Homme à risques, femme à risques. Pierre Joxe regrette le départ de Christiane Taubira . "Le bilan de Christiane Taubira n’est pas à la hauteur des espérances suscitées car elle a été barrée de tous les côtés et que ce qu’elle a réussi est menacé par le manque de moyens. Il y a des choses que l’on ne met pas suffisamment en avant, dans son bilan, comme l’augmentation des promotions de l’école de la magistrature . Les promotions allaient en diminuant et elle a réussi à en tripler le nombre. Mais ce sont des mesures semblables à l’effet retard de la pénicilline, j’ai connu ça avec la modernisation de la police, on n’en verra pas les effets avant trois ans."

Pierre Joxe a été de l’avis général un grand ministre de l’Intérieur et a pris tout le monde de court en devenant avocat pour mineurs. Il a écrit Pas de quartier? (Fayard, 2012) et Soif de justice (Fayard, 2014) sur sa plongée dans le monde judiciaire. "Il faut avoir en tête, quand on s’intéresse à la délinquance des jeunes, que tous les grands voyous ont été de petits délinquants mais que l’inverse n’est pas vrai. La justice des mineurs est comme une machine à laver, 84% des jeunes ne reviennent pas devant elle. On croise surtout, en fréquentant les tribunaux pour mineurs, des mamans seules, chargées d’enfants, de soucis, de sacs pleins de papiers administratifs incompréhensibles."

"Contrairement à ce que raconte Valls..."

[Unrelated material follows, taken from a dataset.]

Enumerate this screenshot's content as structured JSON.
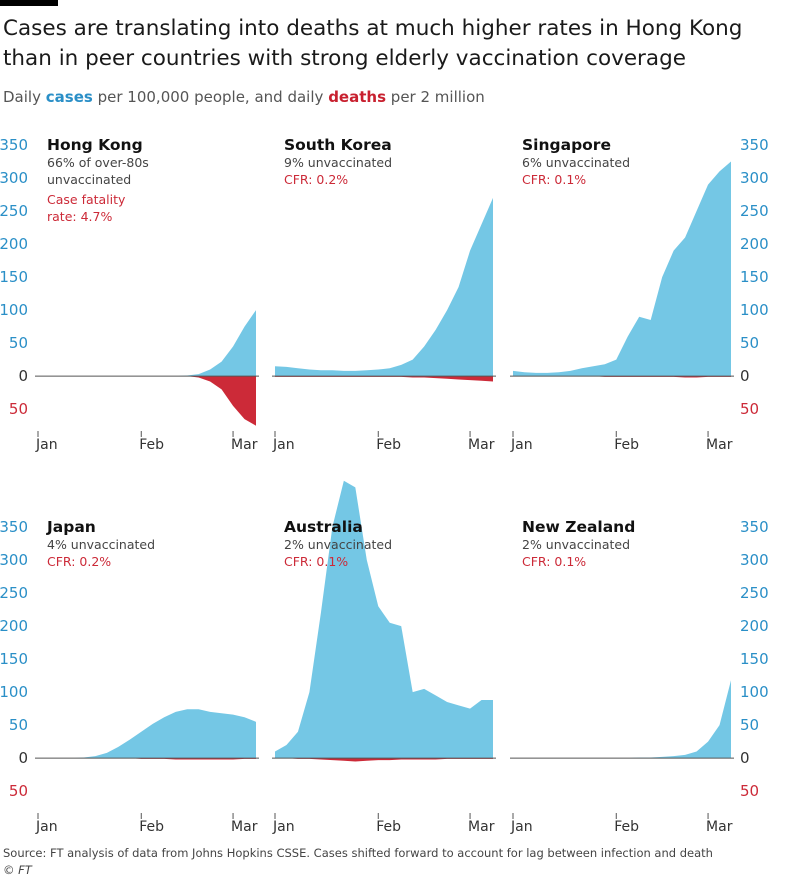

Il est sur plusieurs fronts. L’avocat s’intéresse aussi au droit du travail et fustige la loi El Khomri . "Cet 'avant-projet' provocateur n’a sans doute pas beaucoup d’avenir devant lui, mais il est significatif d’une volonté politique qui s’est déjà manifestée dans le domaine social avec la loi Macron. Durée du travail, rôle des syndicats, représentation du personnel , on dirait que ce gouvernement veut réécrire à l’envers les conquêtes sociales historiques de la gauche. Contrairement à ce que raconte Valls, la gauche ne peut pas mourir, mais elle peut tomber très malade…"

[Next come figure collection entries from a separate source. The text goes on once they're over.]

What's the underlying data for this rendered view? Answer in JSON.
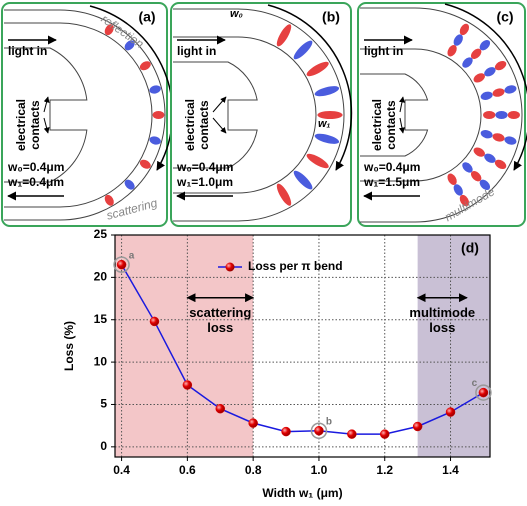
{
  "panels": [
    {
      "label": "(a)",
      "light_in": "light in",
      "contacts": [
        "electrical",
        "contacts"
      ],
      "w0": "w₀=0.4μm",
      "w1": "w₁=0.4μm",
      "note_top": "reflection",
      "note_bottom": "scattering"
    },
    {
      "label": "(b)",
      "light_in": "light in",
      "contacts": [
        "electrical",
        "contacts"
      ],
      "w0": "w₀=0.4μm",
      "w1": "w₁=1.0μm",
      "width_mark_top": "w₀",
      "width_mark_inner": "w₁"
    },
    {
      "label": "(c)",
      "light_in": "light in",
      "contacts": [
        "electrical",
        "contacts"
      ],
      "w0": "w₀=0.4μm",
      "w1": "w₁=1.5μm",
      "note_bottom": "multimode"
    }
  ],
  "chart_data": {
    "type": "line",
    "title": "(d)",
    "x": [
      0.4,
      0.5,
      0.6,
      0.7,
      0.8,
      0.9,
      1.0,
      1.1,
      1.2,
      1.3,
      1.4,
      1.5
    ],
    "series": [
      {
        "name": "Loss per π bend",
        "color": "#1a1adf",
        "marker_color": "#e10000",
        "values": [
          21.5,
          14.8,
          7.3,
          4.5,
          2.8,
          1.8,
          1.9,
          1.5,
          1.5,
          2.4,
          4.1,
          6.4
        ]
      }
    ],
    "xlabel": "Width w₁ (μm)",
    "ylabel": "Loss (%)",
    "xlim": [
      0.38,
      1.52
    ],
    "ylim": [
      -1.2,
      25
    ],
    "xticks": [
      0.4,
      0.6,
      0.8,
      {
        "value": 1,
        "label": "1.0"
      },
      1.2,
      1.4
    ],
    "yticks": [
      0,
      5,
      10,
      15,
      20,
      25
    ],
    "grid": true,
    "legend": "top",
    "shaded_regions": [
      {
        "from": 0.38,
        "to": 0.8,
        "color": "#f3c6c8"
      },
      {
        "from": 1.3,
        "to": 1.52,
        "color": "#c9c0d5"
      }
    ],
    "annotations": [
      {
        "lines": [
          "scattering",
          "loss"
        ],
        "arrow_x": [
          0.6,
          0.8
        ],
        "arrow_y": 17.6
      },
      {
        "lines": [
          "multimode",
          "loss"
        ],
        "arrow_x": [
          1.3,
          1.45
        ],
        "arrow_y": 17.6
      }
    ],
    "point_labels": [
      {
        "index": 0,
        "text": "a"
      },
      {
        "index": 6,
        "text": "b"
      },
      {
        "index": 11,
        "text": "c"
      }
    ]
  }
}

Lire aussi : Joxe et Quilès : deux figures de la gauche s'élèvent contre Hollande sur la déchéance de nationalité

"L’école doit être la priorité des priorités"

Aurait-il pu avoir un plus grand destin? Il a milité en faveur de la candidature de Jacques Delors , à l’élection présidentielle de 1995, avant que ce dernier n’y renonce. Un espoir puis un regret. Pierre Joxe a aujourd’hui 81 ans et aimerait qu’on se préoccupe de la jeunesse. "L’école est le grand échec de la gauche. Une succession de bons ministres de l’Éducation n’a pas réussi à résoudre la lente dégradation matérielle et psychologique de l’école. Les professeurs souffrent car leur niveau de vie baisse et leur image est mise à mal. On ne donne pas sa chance à chacun : on trie, on favorise, on sélectionne. L’école doit être la priorité des priorités."

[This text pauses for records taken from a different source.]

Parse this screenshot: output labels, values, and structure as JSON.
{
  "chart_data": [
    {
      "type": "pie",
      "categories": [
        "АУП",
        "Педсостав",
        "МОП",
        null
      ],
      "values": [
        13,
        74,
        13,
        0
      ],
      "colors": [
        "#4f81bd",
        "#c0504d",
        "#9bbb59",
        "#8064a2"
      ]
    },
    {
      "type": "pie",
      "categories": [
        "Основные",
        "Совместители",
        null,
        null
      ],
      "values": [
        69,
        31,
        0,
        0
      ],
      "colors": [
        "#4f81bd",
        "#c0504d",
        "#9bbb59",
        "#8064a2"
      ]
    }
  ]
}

Pierre Joxe se départit rarement de sa rigidité en public. Dans son bureau, il feuillette Le Dictionnaire de Pierre Bayle et s’arrête à l’article "Mahomet". On se rappelle alors de son expression pour évoquer la vie courageuse de Pierre Bayle : "Une ténacité dans le tragique." Pierre Joxe : intransigeant, intelligent, incontrôlable. Il reste dans sa tour (pour écrire et lire) et descend de sa tour (pour exercer son métier d’avocat des mineurs). Pierre Joxe contemple le bilan gouvernemental d’en bas et d’en haut et n’admire le paysage sous aucun angle. Quand on repart de son bureau, on repasse devant la photo de Danielle et François Mitterrand. Ils sourient, toujours. On a oublié de noter si la photo était en couleur ou en noir et blanc. En couleur, sans doute. Pierre Joxe est bien vivant. Il continue à s’engager pour que la gauche ne soit pas un espoir puis un regret. Il veut être une conscience de gauche et une conscience à gauche.